August 1950 cover. A service dealer buffs a shine on a blue car, amused at a young cowboy playing hold-up with his reflection in the passenger's side door.
Robert Byron Robinson (June 3, 1886 — December 6, 1952) was born in Wilkes-Barre, Pennsylvania and studied with renowned illustrator Howard Pyle at the Pennsylvania Academy of Fine Arts from 1909 to 1912. In 1912, he set off for Paris to see what he could learn from the explosively active art scene there but returned confirmed in his realistic style. He established a studio in Wilkes-Barre and, later, another one in New York City, settling his family in a home in Douglaston, Queens. He specialized in illustrating magazine covers, starting with Saturday Evening Post, where he provided illustrations from about 1910 to 1925. He also worked on other publications such as American, American Druggist, The Farm Journal, Liberty, and Redbook.
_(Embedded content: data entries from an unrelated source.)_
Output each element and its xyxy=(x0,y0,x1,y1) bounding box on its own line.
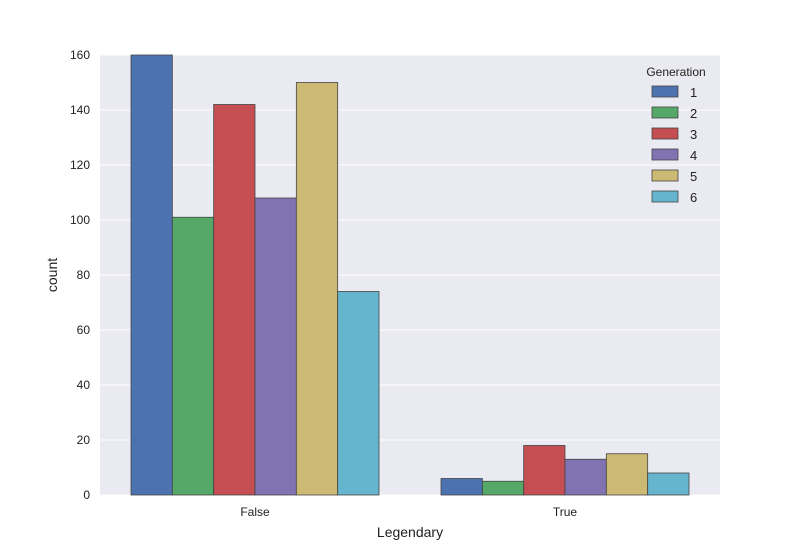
legend-swatch xyxy=(651,106,679,119)
y-tick-label: 60 xyxy=(77,323,91,337)
bar-true-gen-3 xyxy=(523,445,566,496)
y-tick-label: 20 xyxy=(77,433,91,447)
bar-false-gen-4 xyxy=(254,197,297,496)
y-axis-ticks: 0 20 40 60 80 100 120 140 160 xyxy=(70,48,90,502)
legend-swatch xyxy=(651,85,679,98)
bar-true-gen-4 xyxy=(564,458,607,496)
legend-swatch xyxy=(651,169,679,182)
x-tick-label: True xyxy=(553,505,578,519)
legend-label: 2 xyxy=(690,106,697,121)
legend: Generation 1 2 3 4 5 6 xyxy=(646,65,705,205)
bar-false-gen-1 xyxy=(130,54,173,496)
legend-label: 6 xyxy=(690,190,697,205)
y-tick-label: 80 xyxy=(77,268,91,282)
legend-title: Generation xyxy=(646,65,705,79)
x-axis-ticks: False True xyxy=(240,505,577,519)
x-axis-label: Legendary xyxy=(377,524,443,540)
legend-label: 4 xyxy=(690,148,697,163)
x-tick-label: False xyxy=(240,505,270,519)
y-axis-label: count xyxy=(44,258,60,292)
y-tick-label: 120 xyxy=(70,158,90,172)
legend-label: 5 xyxy=(690,169,697,184)
bar-true-gen-6 xyxy=(647,472,690,496)
legend-label: 1 xyxy=(690,85,697,100)
y-tick-label: 160 xyxy=(70,48,90,62)
legend-swatch xyxy=(651,127,679,140)
bar-true-gen-2 xyxy=(481,480,525,496)
y-tick-label: 100 xyxy=(70,213,90,227)
bar-false-gen-5 xyxy=(295,82,339,496)
bars xyxy=(130,54,690,496)
y-tick-label: 40 xyxy=(77,378,91,392)
legend-swatch xyxy=(651,190,679,203)
bar-true-gen-5 xyxy=(605,453,649,496)
bar-true-gen-1 xyxy=(440,478,483,496)
legend-swatch xyxy=(651,148,679,161)
bar-false-gen-2 xyxy=(171,216,215,496)
y-tick-label: 140 xyxy=(70,103,90,117)
legend-label: 3 xyxy=(690,127,697,142)
bar-false-gen-6 xyxy=(337,291,380,496)
bar-false-gen-3 xyxy=(213,104,256,496)
y-tick-label: 0 xyxy=(83,488,90,502)
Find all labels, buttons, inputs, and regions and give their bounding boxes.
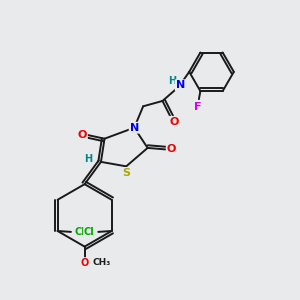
Text: H: H [84, 154, 92, 164]
Text: O: O [169, 117, 178, 127]
Text: F: F [194, 103, 201, 112]
Text: O: O [77, 130, 87, 140]
Text: H: H [168, 76, 176, 86]
Text: N: N [130, 123, 139, 133]
Text: Cl: Cl [74, 227, 85, 238]
Text: O: O [167, 144, 176, 154]
Text: N: N [176, 80, 185, 90]
Text: CH₃: CH₃ [93, 258, 111, 267]
Text: Cl: Cl [84, 227, 95, 238]
Text: O: O [80, 258, 89, 268]
Text: S: S [122, 168, 130, 178]
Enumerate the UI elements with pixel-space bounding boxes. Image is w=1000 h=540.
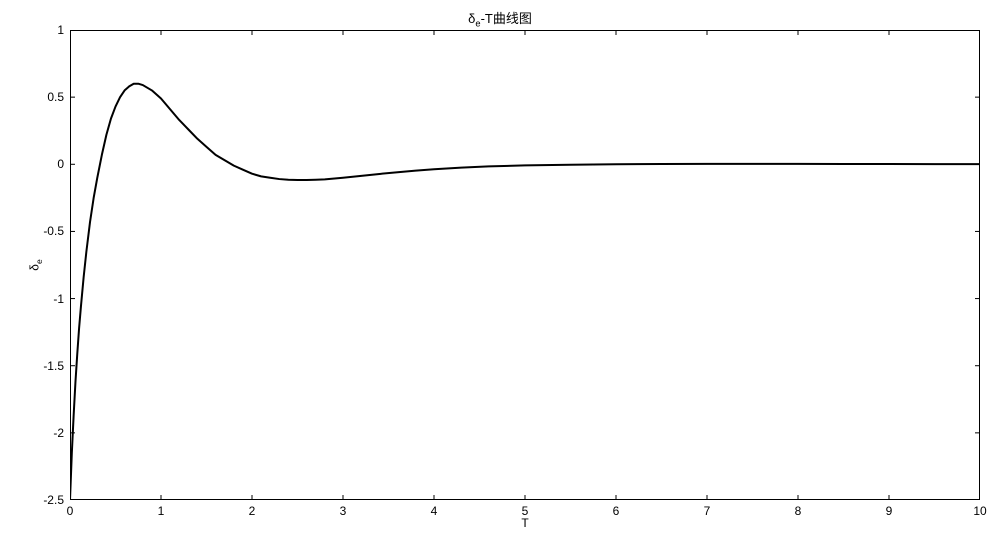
xtick-label: 9 — [886, 504, 893, 518]
x-axis-label: T — [521, 516, 528, 530]
ytick-label: -0.5 — [43, 224, 64, 238]
xtick-label: 5 — [522, 504, 529, 518]
plot-border — [71, 31, 980, 500]
xtick-label: 8 — [795, 504, 802, 518]
ytick-label: 0.5 — [47, 90, 64, 104]
chart-title: δe-T曲线图 — [0, 8, 1000, 29]
title-suffix: -T曲线图 — [481, 11, 532, 26]
xtick-label: 6 — [613, 504, 620, 518]
plot-svg — [70, 30, 980, 500]
xtick-label: 2 — [249, 504, 256, 518]
ytick-label: 0 — [57, 157, 64, 171]
xtick-label: 0 — [67, 504, 74, 518]
ytick-label: -2.5 — [43, 493, 64, 507]
ytick-label: 1 — [57, 23, 64, 37]
y-axis-label: δe — [28, 259, 44, 270]
xtick-label: 1 — [158, 504, 165, 518]
xtick-label: 7 — [704, 504, 711, 518]
xtick-label: 4 — [431, 504, 438, 518]
plot-area: T δe 012345678910-2.5-2-1.5-1-0.500.51 — [70, 30, 980, 500]
chart-container: δe-T曲线图 T δe 012345678910-2.5-2-1.5-1-0.… — [0, 0, 1000, 540]
tick-marks — [70, 30, 980, 500]
ytick-label: -2 — [53, 426, 64, 440]
ytick-label: -1.5 — [43, 359, 64, 373]
ylabel-sub: e — [34, 259, 44, 264]
xtick-label: 10 — [973, 504, 986, 518]
xtick-label: 3 — [340, 504, 347, 518]
curve-line — [70, 84, 980, 500]
ytick-label: -1 — [53, 292, 64, 306]
ylabel-delta: δ — [28, 264, 42, 271]
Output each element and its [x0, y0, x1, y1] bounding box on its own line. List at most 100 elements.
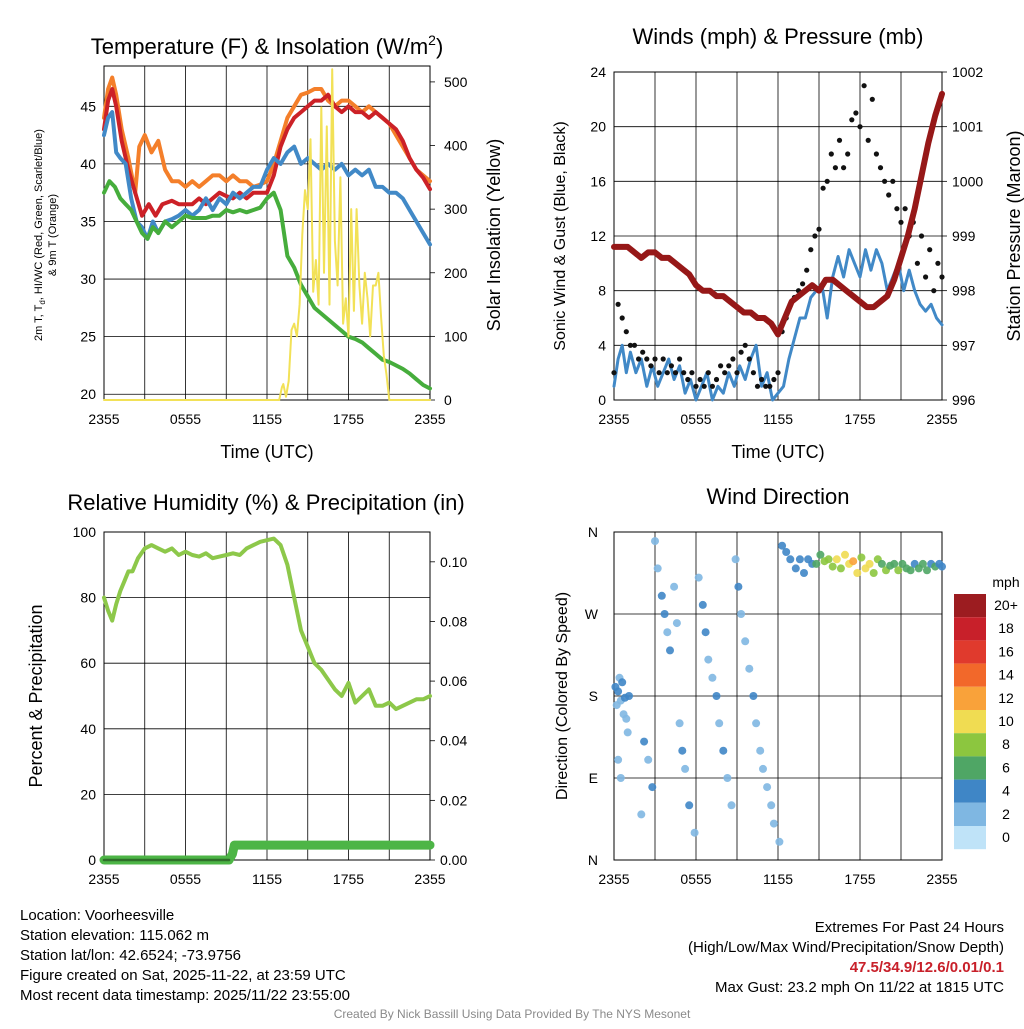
- winds-gust-point: [631, 342, 638, 348]
- winds-gust-point: [664, 370, 670, 376]
- humidity-ytick-label: 0: [88, 852, 96, 868]
- temperature-panel: Temperature (F) & Insolation (W/m2) 2m T…: [33, 32, 504, 462]
- winds-gust-point: [767, 383, 773, 389]
- winds-gust-point: [730, 356, 736, 362]
- winds-gust-point: [890, 178, 896, 184]
- humidity-xtick-label: 1755: [333, 871, 364, 887]
- winds-gust-point: [672, 370, 679, 376]
- direction-point: [778, 541, 787, 550]
- direction-point: [763, 783, 772, 792]
- temperature-ytick-label: 30: [80, 271, 96, 287]
- direction-point: [824, 555, 833, 564]
- temperature-xtick-label: 1755: [333, 411, 364, 427]
- winds-gust-point: [627, 342, 634, 348]
- winds-gust-point: [668, 363, 675, 369]
- humidity-axes: [103, 531, 431, 861]
- direction-point: [769, 819, 778, 828]
- winds-gust-point: [898, 219, 904, 225]
- direction-point: [734, 582, 743, 591]
- temperature-xtick-label: 2355: [88, 411, 119, 427]
- direction-point: [698, 600, 707, 609]
- winds-gust-point: [914, 260, 921, 266]
- direction-point: [625, 692, 633, 700]
- temperature-y2tick-label: 100: [444, 328, 468, 344]
- legend-label: 16: [998, 643, 1014, 659]
- temperature-series-yellow: [103, 68, 431, 401]
- humidity-xtick-label: 2355: [88, 871, 119, 887]
- direction-point: [690, 828, 699, 837]
- humidity-panel: Relative Humidity (%) & Precipitation (i…: [26, 490, 465, 788]
- direction-point: [749, 692, 758, 700]
- direction-xtick-label: 0555: [680, 871, 711, 887]
- temperature-y2tick-label: 300: [444, 201, 468, 217]
- chart-marks: 2355 0555 1155 1755 235520253035404501002003…: [73, 64, 1018, 887]
- winds-gust-point: [701, 383, 707, 389]
- direction-point: [622, 714, 631, 723]
- temperature-xtick-label: 2355: [414, 411, 445, 427]
- direction-point: [727, 801, 736, 810]
- winds-panel: Winds (mph) & Pressure (mb) Sonic Wind &…: [552, 24, 1024, 462]
- direction-point: [715, 719, 724, 728]
- direction-point: [685, 801, 694, 810]
- humidity-ytick-label: 60: [80, 655, 96, 671]
- latlon-text: Station lat/lon: 42.6524; -73.9756: [20, 947, 242, 964]
- winds-gust-point: [820, 185, 826, 191]
- legend-label: 4: [1002, 783, 1010, 799]
- winds-gust-point: [746, 356, 752, 362]
- direction-xtick-label: 1755: [844, 871, 875, 887]
- created-text: Figure created on Sat, 2025-11-22, at 23…: [20, 967, 346, 984]
- temperature-y2tick-label: 0: [444, 392, 452, 408]
- winds-gust-point: [865, 137, 871, 143]
- humidity-ylabel-left: Percent & Precipitation: [26, 604, 46, 787]
- direction-point: [660, 610, 669, 618]
- winds-gust-point: [935, 260, 941, 266]
- winds-gust-point: [771, 376, 777, 383]
- winds-gust-point: [722, 370, 728, 376]
- max-gust-text: Max Gust: 23.2 mph On 11/22 at 1815 UTC: [714, 979, 1004, 996]
- winds-gust-point: [902, 206, 908, 212]
- winds-gust-point: [832, 165, 839, 171]
- direction-point: [737, 610, 746, 618]
- winds-y2tick-label: 996: [952, 392, 976, 408]
- direction-xtick-label: 2355: [926, 871, 957, 887]
- direction-ylabel-left: Direction (Colored By Speed): [554, 592, 571, 800]
- direction-point: [644, 755, 653, 764]
- winds-gust-point: [693, 383, 699, 389]
- extremes-description: (High/Low/Max Wind/Precipitation/Snow De…: [688, 939, 1004, 956]
- legend-label: 20+: [994, 597, 1018, 613]
- legend-swatch: [954, 640, 986, 664]
- direction-point: [616, 774, 625, 782]
- temperature-xtick-label: 0555: [170, 411, 201, 427]
- direction-point: [869, 569, 878, 577]
- direction-point: [894, 566, 903, 575]
- humidity-ytick-label: 100: [73, 524, 97, 540]
- direction-point: [857, 553, 866, 562]
- legend-label: 0: [1002, 829, 1010, 845]
- humidity-y2tick-label: 0.00: [440, 852, 467, 868]
- winds-gust-point: [763, 383, 769, 389]
- direction-point: [675, 719, 684, 728]
- winds-gust-point: [918, 233, 925, 239]
- winds-gust-point: [656, 370, 662, 376]
- winds-xtick-label: 2355: [598, 411, 629, 427]
- temperature-series-red: [102, 87, 432, 218]
- humidity-rh-line: [102, 536, 432, 712]
- direction-ytick-label: S: [589, 688, 598, 704]
- winds-gust-point: [640, 349, 646, 355]
- winds-gust-point: [816, 226, 822, 232]
- legend-swatch: [954, 756, 986, 780]
- location-text: Location: Voorheesville: [20, 907, 175, 924]
- humidity-xtick-label: 0555: [170, 871, 201, 887]
- direction-point: [701, 628, 710, 637]
- direction-point: [865, 559, 874, 568]
- legend-swatch: [954, 686, 986, 710]
- winds-gust-point: [869, 96, 875, 102]
- temperature-ytick-label: 35: [80, 213, 96, 229]
- humidity-y2tick-label: 0.02: [440, 792, 467, 808]
- direction-point: [666, 646, 674, 655]
- direction-point: [816, 550, 825, 559]
- winds-gust-point: [742, 342, 748, 348]
- winds-y2tick-label: 1002: [952, 64, 983, 80]
- winds-gust-point: [939, 274, 945, 280]
- temperature-ylabel-right: Solar Insolation (Yellow): [484, 139, 504, 331]
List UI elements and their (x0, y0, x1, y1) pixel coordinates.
His extensive work for Motor magazine lasted from 1926 to 1952. We know he drew advertising illustrations for Fisk Tire and Winchester rifles but he may well have illustrated other ad campaigns.
It was his magazine work, though, that warmed his readers' hearts. By making human interest stories, often comical ones, come alive as genre scenes, he connected to his audience. Whether portraying a young boy wanting to be just like his dad, a hobo duo doing their best to keep motoring, or a garage mechanic escaping work for long enough to enjoy watching a ball game, readers enjoyed getting to know their motoring counterparts. The focus was clearly on people; often vehicles were not shown at all. There were triumphs and woes aplenty as perky ingénues, wealthy dowagers, and prankster mechanics played their parts. There was also racial stereotyping and sexism in some of these illustrations but they were, after all, informed by popular sentiment of the times.
In 1912, Robinson judged a photographic exhibit at the Wilkes-Barre Camera Club, and in 1917, he became a member of the Society of Independent Artists. The artist was 66 when he died.